The answer, as always, is to launch a national debate on these questions. When there is a national debate, Buffett is one of the people who will be adding his thoughts. A national debate will make him sufficiently informed about the various points that he will be able to offer helpful guidance.
I am certain that Jack Bogle can reach Warren Buffett and that Warren Buffett would be happy to spend some time responding to his inquiries. The sensible thing to do here is to provide a copy of the peer-reviewed research paper that I co-authored with Wade Pfau to Bogle and to ask Bogle to pass it along to Buffett along with a request for his feedback. We all will benefit from hearing what Buffett says about Buy-and-Hold after reading the peer-reviewed research showing that Valuation-Informed Indexing has for 140 years offered far higher returns at dramatically reduced risk.

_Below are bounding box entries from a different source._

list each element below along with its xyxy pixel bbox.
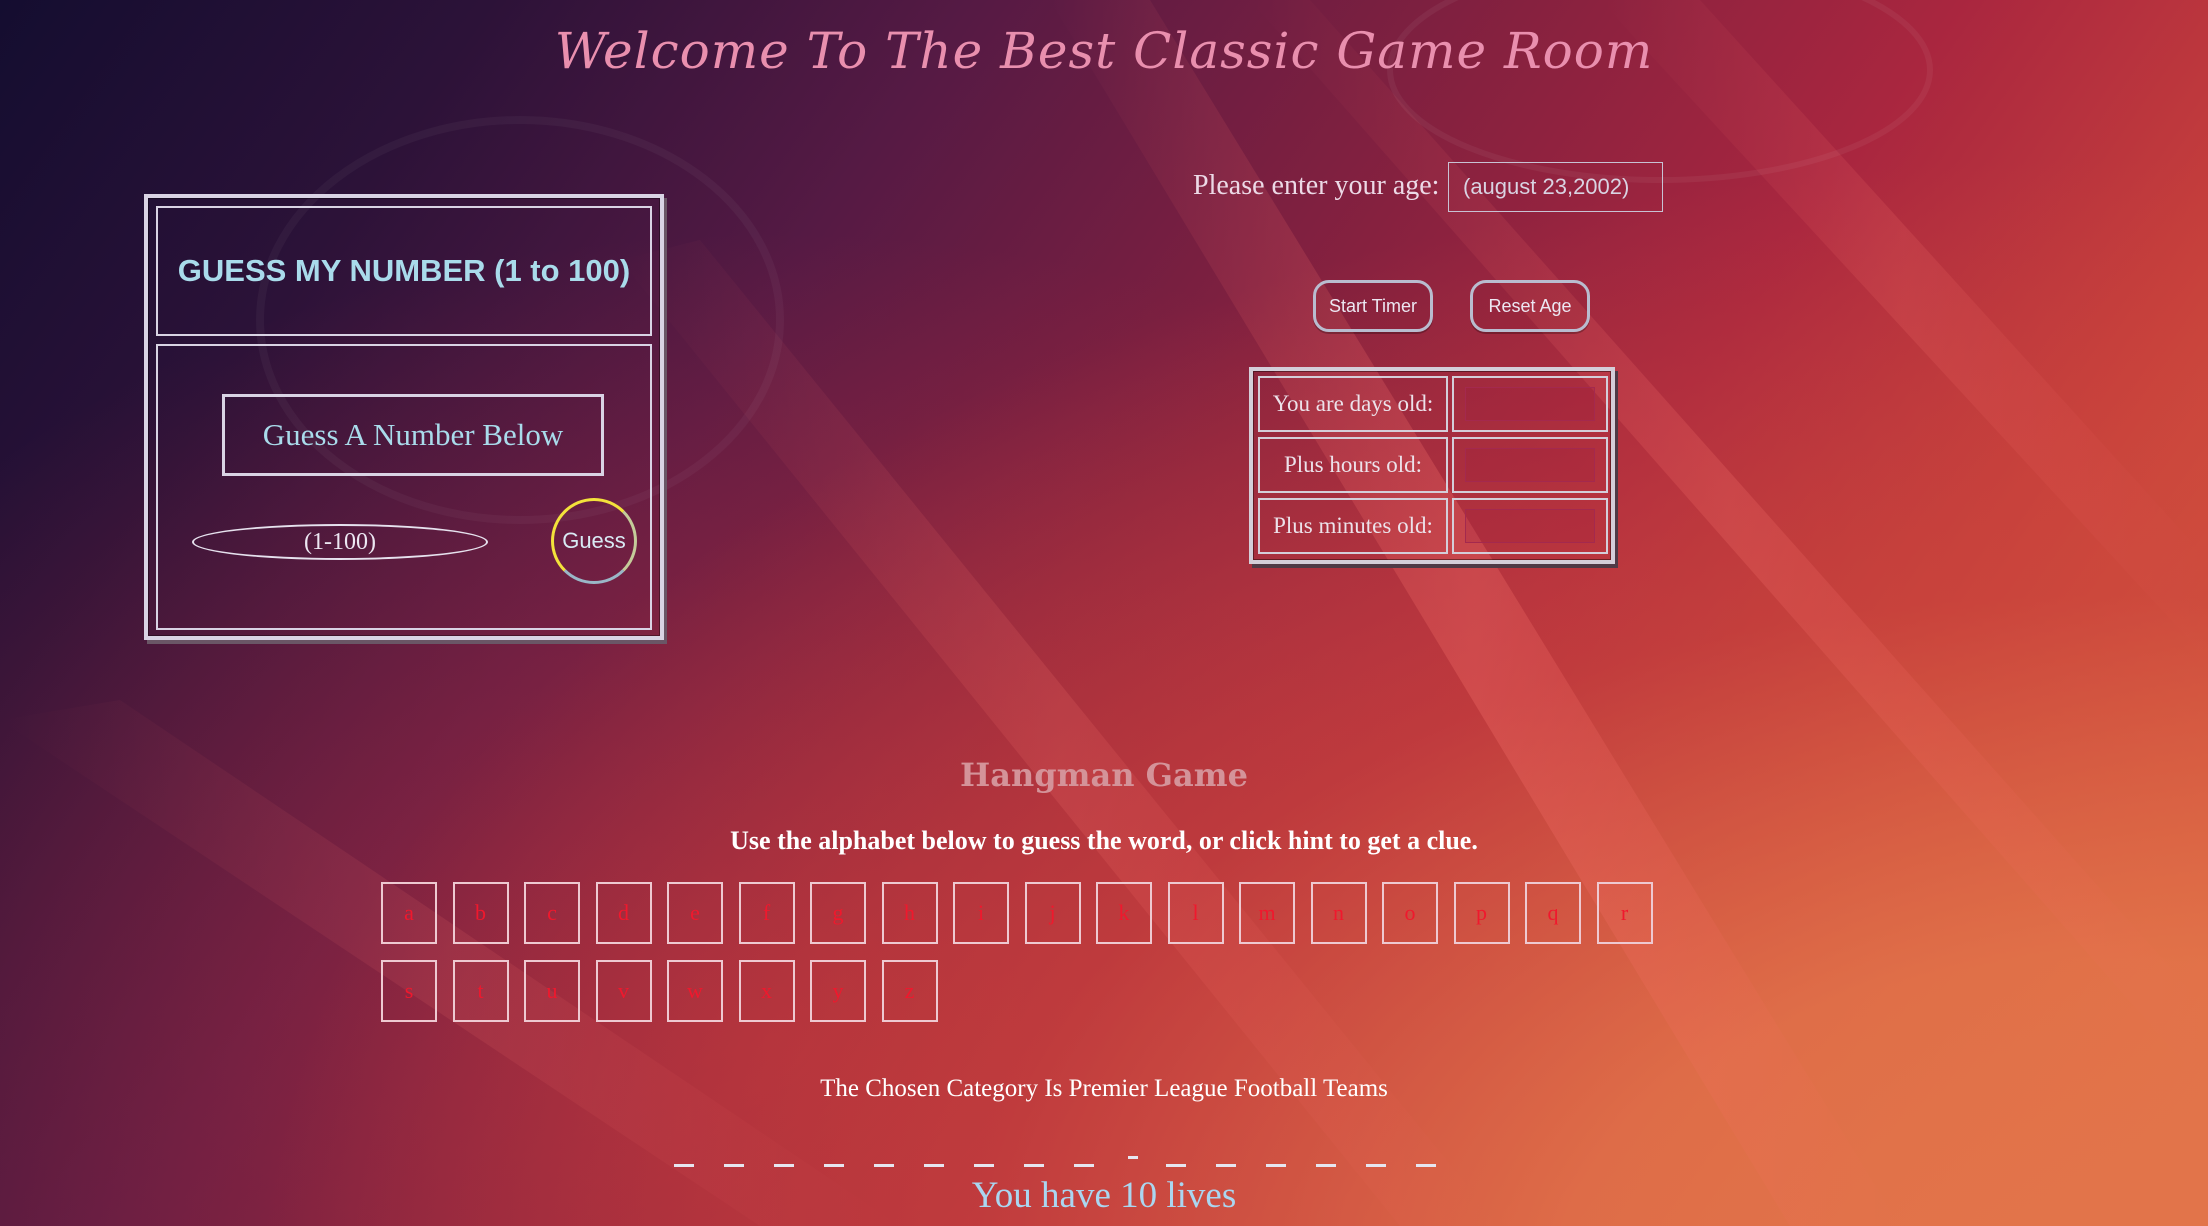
- word-blank: [1166, 1164, 1186, 1167]
- letter-button-a[interactable]: a: [381, 882, 437, 944]
- letter-button-l[interactable]: l: [1167, 882, 1224, 944]
- hours-old-value: [1465, 448, 1595, 482]
- word-blank: [1266, 1164, 1286, 1167]
- letter-button-v[interactable]: v: [595, 960, 652, 1022]
- letter-button-c[interactable]: c: [524, 882, 580, 944]
- guess-number-body: Guess A Number Below Guess: [156, 344, 652, 630]
- hours-old-cell: [1452, 437, 1608, 493]
- letter-button-q[interactable]: q: [1525, 882, 1581, 944]
- letter-button-n[interactable]: n: [1310, 882, 1367, 944]
- age-row-days: You are days old:: [1258, 376, 1608, 432]
- letter-button-r[interactable]: r: [1596, 882, 1653, 944]
- letter-button-f[interactable]: f: [738, 882, 795, 944]
- guess-number-input[interactable]: [192, 524, 488, 560]
- lives-counter: You have 10 lives: [971, 1175, 1237, 1216]
- word-blank: [824, 1164, 844, 1167]
- letter-button-s[interactable]: s: [381, 960, 437, 1022]
- word-blank: [974, 1164, 994, 1167]
- page-title: Welcome To The Best Classic Game Room: [554, 22, 1654, 80]
- guess-number-panel: GUESS MY NUMBER (1 to 100) Guess A Numbe…: [144, 194, 664, 640]
- word-blank: [924, 1164, 944, 1167]
- letter-button-m[interactable]: m: [1239, 882, 1295, 944]
- letter-button-j[interactable]: j: [1024, 882, 1081, 944]
- hangman-category: The Chosen Category Is Premier League Fo…: [820, 1075, 1388, 1102]
- word-blank: [1024, 1164, 1044, 1167]
- letter-button-d[interactable]: d: [595, 882, 652, 944]
- letter-button-t[interactable]: t: [452, 960, 509, 1022]
- word-blank: [724, 1164, 744, 1167]
- word-blank: [774, 1164, 794, 1167]
- minutes-old-label: Plus minutes old:: [1258, 498, 1448, 554]
- word-blank: [674, 1164, 694, 1167]
- word-blank: [1316, 1164, 1336, 1167]
- letter-button-i[interactable]: i: [953, 882, 1009, 944]
- guess-button[interactable]: Guess: [551, 498, 637, 584]
- minutes-old-value: [1465, 509, 1595, 543]
- word-blank: [1216, 1164, 1236, 1167]
- letter-button-k[interactable]: k: [1096, 882, 1152, 944]
- letter-button-g[interactable]: g: [810, 882, 866, 944]
- word-blank: [1074, 1164, 1094, 1167]
- hours-old-label: Plus hours old:: [1258, 437, 1448, 493]
- letter-button-p[interactable]: p: [1453, 882, 1510, 944]
- word-hyphen: [1128, 1156, 1138, 1159]
- guess-number-heading: GUESS MY NUMBER (1 to 100): [156, 206, 652, 336]
- days-old-label: You are days old:: [1258, 376, 1448, 432]
- age-input[interactable]: [1448, 162, 1663, 212]
- letter-button-z[interactable]: z: [881, 960, 938, 1022]
- age-results-table: You are days old: Plus hours old: Plus m…: [1249, 367, 1615, 564]
- letter-button-x[interactable]: x: [738, 960, 795, 1022]
- letter-button-y[interactable]: y: [810, 960, 866, 1022]
- hangman-title: Hangman Game: [960, 756, 1248, 794]
- days-old-value: [1465, 387, 1595, 421]
- letter-button-b[interactable]: b: [452, 882, 509, 944]
- letter-button-h[interactable]: h: [881, 882, 938, 944]
- age-prompt-label: Please enter your age:: [1193, 170, 1440, 201]
- minutes-old-cell: [1452, 498, 1608, 554]
- guess-number-label: Guess A Number Below: [222, 394, 604, 476]
- age-row-minutes: Plus minutes old:: [1258, 498, 1608, 554]
- letter-button-u[interactable]: u: [524, 960, 580, 1022]
- letter-button-w[interactable]: w: [667, 960, 723, 1022]
- reset-age-button[interactable]: Reset Age: [1470, 280, 1590, 332]
- start-timer-button[interactable]: Start Timer: [1313, 280, 1433, 332]
- word-blank: [1366, 1164, 1386, 1167]
- word-blank: [1416, 1164, 1436, 1167]
- letter-button-o[interactable]: o: [1382, 882, 1438, 944]
- letter-button-e[interactable]: e: [667, 882, 723, 944]
- age-row-hours: Plus hours old:: [1258, 437, 1608, 493]
- hangman-instructions: Use the alphabet below to guess the word…: [730, 826, 1478, 855]
- word-blank: [874, 1164, 894, 1167]
- days-old-cell: [1452, 376, 1608, 432]
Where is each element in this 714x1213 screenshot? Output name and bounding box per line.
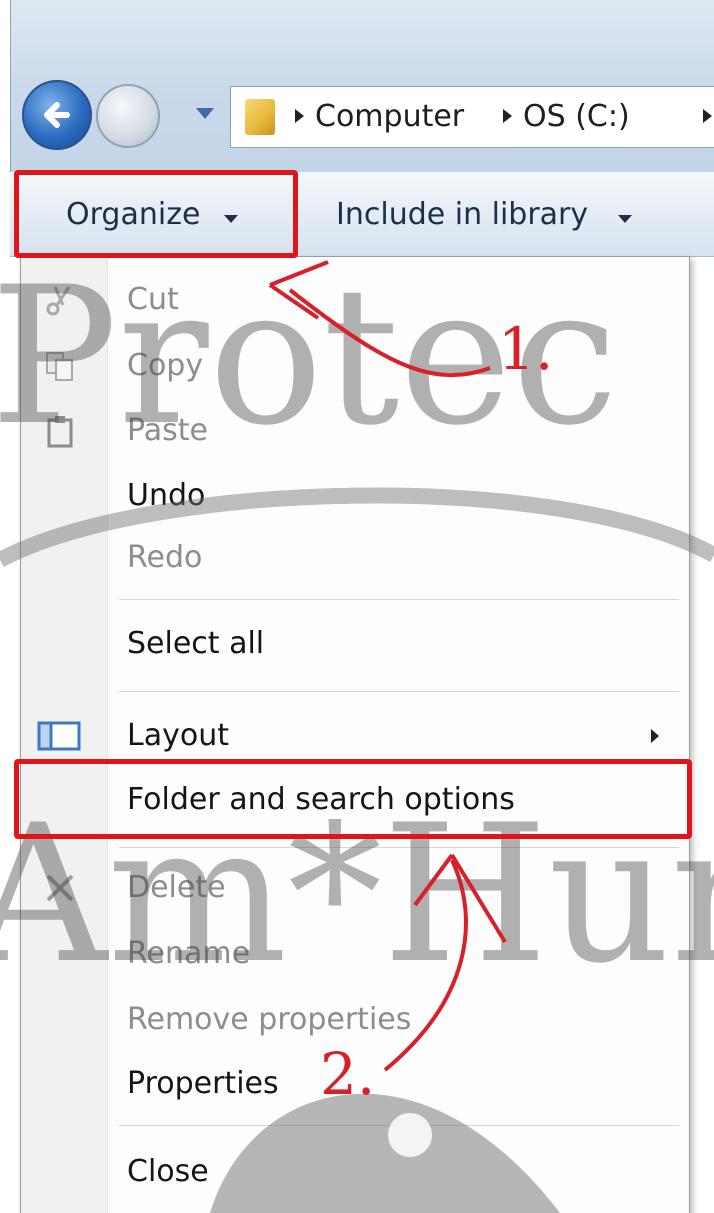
menu-item-label: Paste [127,413,208,448]
copy-icon [46,352,73,381]
back-arrow-icon [44,102,70,128]
menu-item-label: Properties [127,1066,279,1101]
annotation-box-folder-options [14,759,692,839]
annotation-box-organize [14,170,298,258]
annotation-step-1: 1. [498,315,554,383]
layout-icon [37,721,81,751]
menu-item-label: Select all [127,626,265,661]
breadcrumb-computer[interactable]: Computer [315,97,464,137]
menu-item-label: Delete [127,870,226,905]
breadcrumb-arrow-icon[interactable] [703,109,712,123]
folder-icon [245,99,275,135]
breadcrumb-arrow-icon[interactable] [295,109,304,123]
menu-item-label: Layout [127,718,229,753]
scissors-icon [46,286,71,316]
include-in-library-button[interactable]: Include in library [336,193,588,237]
delete-x-icon [46,874,74,902]
menu-item-label: Redo [127,540,203,575]
menu-item-select-all[interactable]: Select all [21,615,689,673]
menu-separator [119,599,679,601]
menu-separator [119,847,679,849]
menu-item-paste[interactable]: Paste [21,402,689,460]
menu-item-delete[interactable]: Delete [21,859,689,917]
chevron-down-icon [618,215,632,223]
menu-item-redo[interactable]: Redo [21,529,689,587]
back-button[interactable] [22,80,92,150]
menu-item-label: Cut [127,282,179,317]
breadcrumb-drive[interactable]: OS (C:) [523,97,630,137]
menu-item-cut[interactable]: Cut [21,271,689,329]
forward-button[interactable] [96,84,160,148]
menu-item-copy[interactable]: Copy [21,337,689,395]
menu-item-rename[interactable]: Rename [21,925,689,983]
menu-item-layout[interactable]: Layout [21,707,689,765]
menu-item-label: Copy [127,348,204,383]
address-bar[interactable]: Computer OS (C:) [230,86,714,148]
menu-item-label: Close [127,1154,209,1189]
recent-pages-dropdown[interactable] [196,108,214,119]
menu-item-label: Undo [127,478,206,513]
clipboard-icon [47,416,73,448]
menu-item-label: Rename [127,936,251,971]
menu-item-undo[interactable]: Undo [21,467,689,525]
menu-item-close[interactable]: Close [21,1143,689,1201]
menu-separator [119,691,679,693]
menu-separator [119,1125,679,1127]
explorer-window: Computer OS (C:) Organize Include in lib… [0,0,714,1213]
submenu-arrow-icon [651,729,659,743]
annotation-step-2: 2. [320,1040,376,1108]
breadcrumb-arrow-icon[interactable] [503,109,512,123]
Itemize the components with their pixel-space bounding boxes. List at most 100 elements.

VII is superior to BH in ever possible way, Curious. Getting Buffett’s feedback on the paper helps us all. If he agrees that VII is far superior, having him say so obviously helps us all by getting the word out to millions of investors who need to know this. If Buffett sees some problem with how the research was done that was not noted by the peer-review committee that approved it, that is obviously something that Wade and I and the peer-review committee need to know.
Are you willing to help bring the matter to Bogle’s attention so that we can get the feedback from Buffett that we all need to hear? I think it would be a truly positive and constructive and life-affirming step for you to agree to help us all (including yourself) out with this important matter.